Do these prompts work with Fastify instead of Express?

Most structural prompts work with minor adjustments. Fastify uses a different plugin system and schema validation approach, so validation and middleware prompts need the most changes. The auth, service layer, and database prompts translate almost directly.

Should I use Mongoose or Prisma for a new Node.js API?

Prisma with PostgreSQL is the better default for new projects in 2026. The type safety is significantly stronger, migration tooling is more mature, and the query API is easier to test. Mongoose is still a good choice if your team has deep MongoDB experience or your data is genuinely document-shaped.

Can these prompts generate tests that actually pass?

Generally yes, but generated tests often need the import paths and mock setup adjusted to match your project structure. Run the tests immediately after generation and fix any path or type errors before moving on — they are usually small fixes.

Is JWT the right auth approach for a REST API?
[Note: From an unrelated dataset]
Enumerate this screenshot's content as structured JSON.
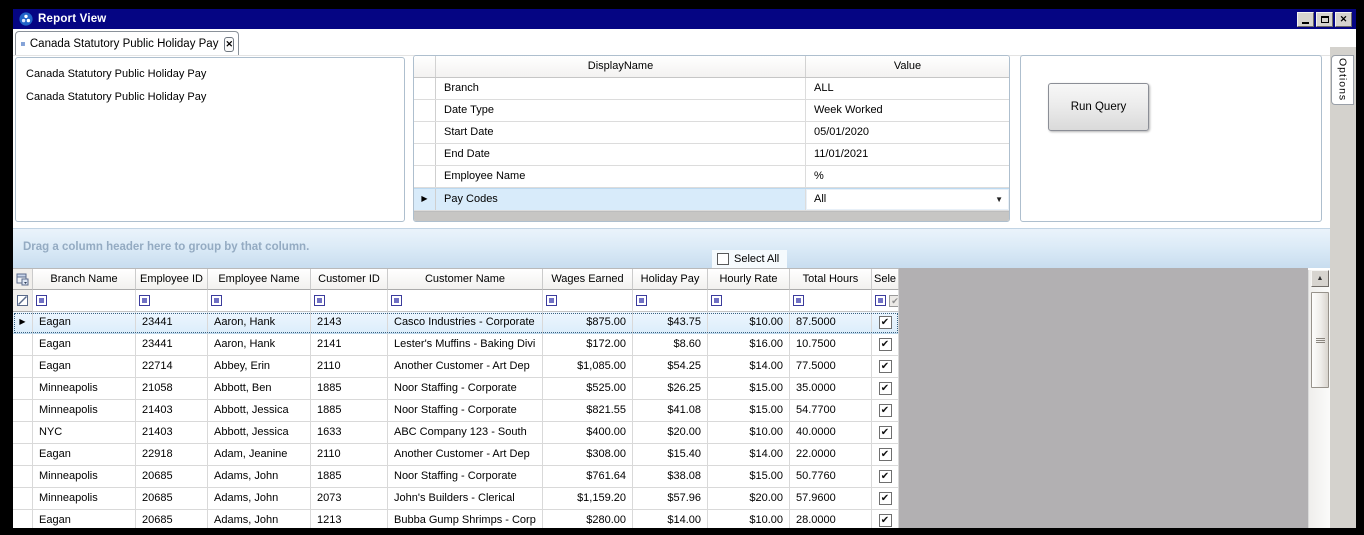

JWT with short expiry access tokens and refresh token rotation is solid for most APIs. Session-based auth in Redis is worth considering if you need instant revocation — JWT cannot be truly invalidated before expiry without a denylist, which adds infrastructure complexity.

How do I adapt these prompts for a microservices setup?

The individual service prompts work without changes. Add prompts specifically for the cross-service concerns: service-to-service auth (shared secrets or mTLS), event publishing to a message broker, and distributed tracing headers. Those are different enough to warrant their own prompt set.